16.1 Equating ROAR-Sentence test forms

ROAR-Sentence consists of multiple parallel forms co-developed by human researchers and generative AI. Generative AI greatly reduces the time and resources required to create multiple tests forms, and (Zelikman 2023) has shown that the quality of AI-generated forms is highly comparable to those created by humans. These test forms were equated using equipercentile equating through the equate package.

Figure 16.1 a) shows the equated scores across the test forms. Equating enables ROAR-Sentence to randomly select from multiple available test forms, thereby minimizing the potential for practice effects when students encounter the same test form across different testing windows. Figure 16.2 b) provides a separate plot showing the standard error of the equipercentile equating.

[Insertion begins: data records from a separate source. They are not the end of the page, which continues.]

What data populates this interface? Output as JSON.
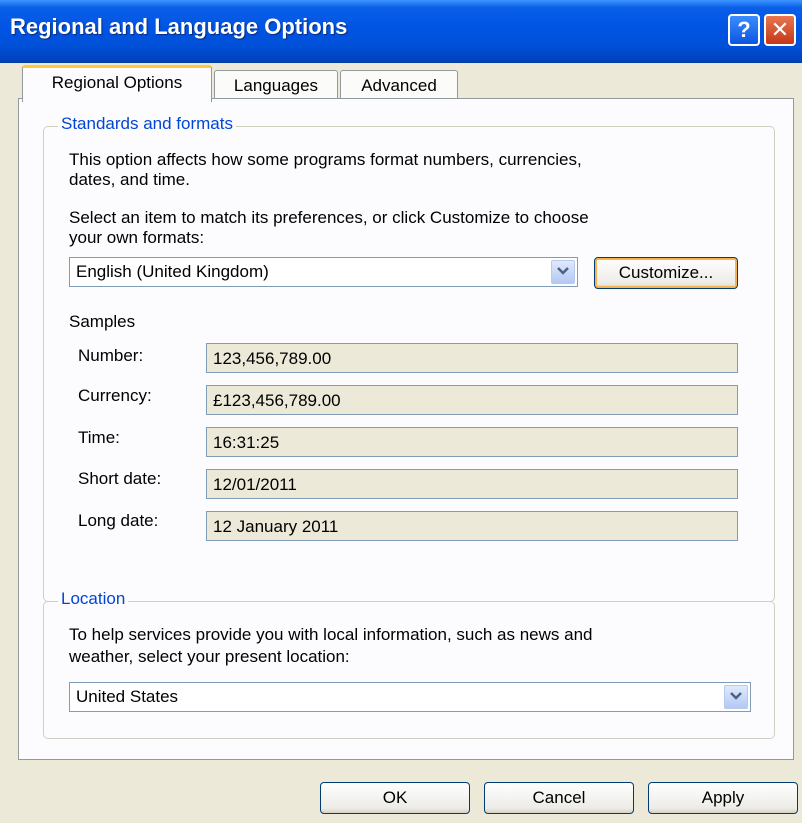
{
  "window": {
    "title": "Regional and Language Options",
    "help": "?",
    "close": "✕"
  },
  "tabs": [
    {
      "label": "Regional Options",
      "active": true
    },
    {
      "label": "Languages",
      "active": false
    },
    {
      "label": "Advanced",
      "active": false
    }
  ],
  "standards": {
    "group_label": "Standards and formats",
    "desc1": "This option affects how some programs format numbers, currencies,",
    "desc2": "dates, and time.",
    "desc3": "Select an item to match its preferences, or click Customize to choose",
    "desc4": "your own formats:",
    "selected_format": "English (United Kingdom)",
    "customize_label": "Customize...",
    "samples_label": "Samples",
    "samples": [
      {
        "label": "Number:",
        "value": "123,456,789.00"
      },
      {
        "label": "Currency:",
        "value": "£123,456,789.00"
      },
      {
        "label": "Time:",
        "value": "16:31:25"
      },
      {
        "label": "Short date:",
        "value": "12/01/2011"
      },
      {
        "label": "Long date:",
        "value": "12 January 2011"
      }
    ]
  },
  "location": {
    "group_label": "Location",
    "desc1": "To help services provide you with local information, such as news and",
    "desc2": "weather, select your present location:",
    "selected_location": "United States"
  },
  "footer": {
    "ok_label": "OK",
    "cancel_label": "Cancel",
    "apply_label": "Apply"
  },
  "icons": {
    "dropdown": "chevron-down-icon"
  }
}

Figure 16.1: Equated scores for lab and parallel AI forms

16.2 Criteria for identifying disengaged participants and flagging unreliable scores

ROAR-Sentence is designed to be totally automated: reading is done silently, responses are non-verbal, instructions and practice trials are narrated by characters, and scoring is done automatically in real time. This makes it possible to efficiently assess a whole district simultaneously. A concern about automated assessments is that without a teacher to individually administer items, monitor, and score responses, some students might disengage and provide data that is not representative of their true ability. For a measure like ROAR-Sentence where items are designed and validated to have an unambiguous and clear answer, disengaged participants can be detected based on fast and innacurate responses. Our approach to identifying and flagging disegnaged participants with unreliable scores was published in (Yeatman et al. 2024). Figure 16.3 shows a plot of median response time (RT) versus proportion correct for each participant. Most participants were very accurate (>90% correct responses). However there was a bimodal distribution indicating a small group of participants who were performing around chance. These participants also had extremely fast response times.

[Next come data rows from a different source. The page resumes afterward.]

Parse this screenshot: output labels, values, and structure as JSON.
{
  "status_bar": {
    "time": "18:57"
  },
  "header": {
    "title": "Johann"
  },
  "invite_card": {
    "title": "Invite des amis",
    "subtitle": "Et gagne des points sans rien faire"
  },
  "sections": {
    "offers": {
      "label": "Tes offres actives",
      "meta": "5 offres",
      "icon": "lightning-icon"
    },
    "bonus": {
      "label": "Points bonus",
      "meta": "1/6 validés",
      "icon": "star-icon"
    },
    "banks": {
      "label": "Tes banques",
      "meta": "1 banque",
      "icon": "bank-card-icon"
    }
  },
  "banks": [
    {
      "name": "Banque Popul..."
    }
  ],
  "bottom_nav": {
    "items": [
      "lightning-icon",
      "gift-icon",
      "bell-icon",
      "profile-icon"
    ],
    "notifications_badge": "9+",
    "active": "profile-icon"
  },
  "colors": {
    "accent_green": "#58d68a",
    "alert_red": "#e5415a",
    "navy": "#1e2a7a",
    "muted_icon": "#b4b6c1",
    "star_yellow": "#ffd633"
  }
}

Criteria for flagging unreliable scores

Participants with a median response time <1,000ms AND low accuracy (<65% correct) are flagged as unreliable scores in ROAR score reports and are excluded from analyses since scores do not accurately represent the participant’s ability. Teachers can choose whether to re-administer ROAR or interpret data cautiously in relation to other data sources and contextual factors.

Figure 16.3: Criteria for identifying disengaged participants and flagging unreliable scores on ROAR-Sentence. Participants displaying extremely rapid responses performed near chance on ROAR-Sentence. This criteria is consistent across multiple studies (Yeatman et al. 2024). Black lines indicate the cut off for flagging disengaged participants with unreliable scores.

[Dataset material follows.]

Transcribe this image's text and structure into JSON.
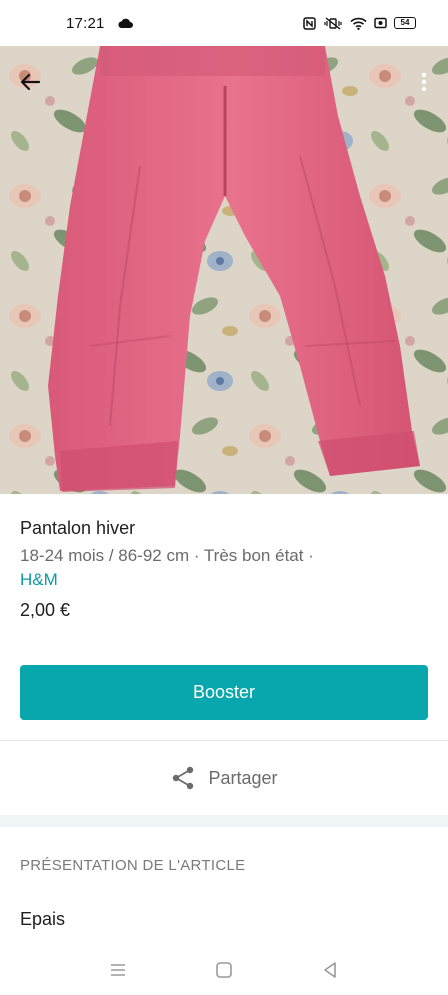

16.3 Alternate form reliability

Alternate form reliability is computed as the Pearson correlation between scores on equated test forms that were administered during the same testing session. Figure 16.4 (a) shows a plot of student scores on alternate test forms combining grades and Figure 16.4 (b) shows separate plots for each grade. Table 16.1 reports alternate form reliability for the full sample and separately by grade.

(a) Alternate form reliability across grades

Grade	Alternate Form Reliability	N
All	0.82	7186
1	0.80	133
2	0.89	316
3	0.90	364
4	0.85	84
5	0.78	83
6	0.82	540
7	0.80	413
8	0.80	543
9	0.75	1468
10	0.79	1280
11	0.77	1079
12	0.74	883

Table 16.1: Alternate form reliability for ROAR-Sentence

Race/Ethnicity	N	Correlation
Asian	664	0.889
Hispanic	64	0.946
Multiracial	398	0.890
White	730	0.905

Table 16.2: Alternate form reliability for ROAR-Sentence by Race/Ethnicity

References

Yeatman, Jason D, Jasmine E Tran, Amy K Burkhardt, Wanjing A Ma, Jamie L Mitchell, Maya Yablonski, Liesbeth Gijbels, Carrie Townley-Flores, and Adam Richie-Halford. 2024. “Development and Validation of a Rapid and Precise Online Sentence Reading Efficiency Assessment.” Frontiers in Education 9: 1494431. https://doi.org/10.3389/feduc.2024.1494431.

Zelikman, Wanjing and Tran, Eric and Ma. 2023. “Generating and Evaluating Tests for K-12 Students with Language Model Simulations: A Case Study on Sentence Reading Efficiency.” In Proceedings of the 2023 Conference on Empirical Methods in Natural Language Processing, edited by Juan and Bali Bouamor Houda and Pino, 2190–2205. Singapore: Association for Computational Linguistics. https://doi.org/10.18653/v1/2023.emnlp-main.135.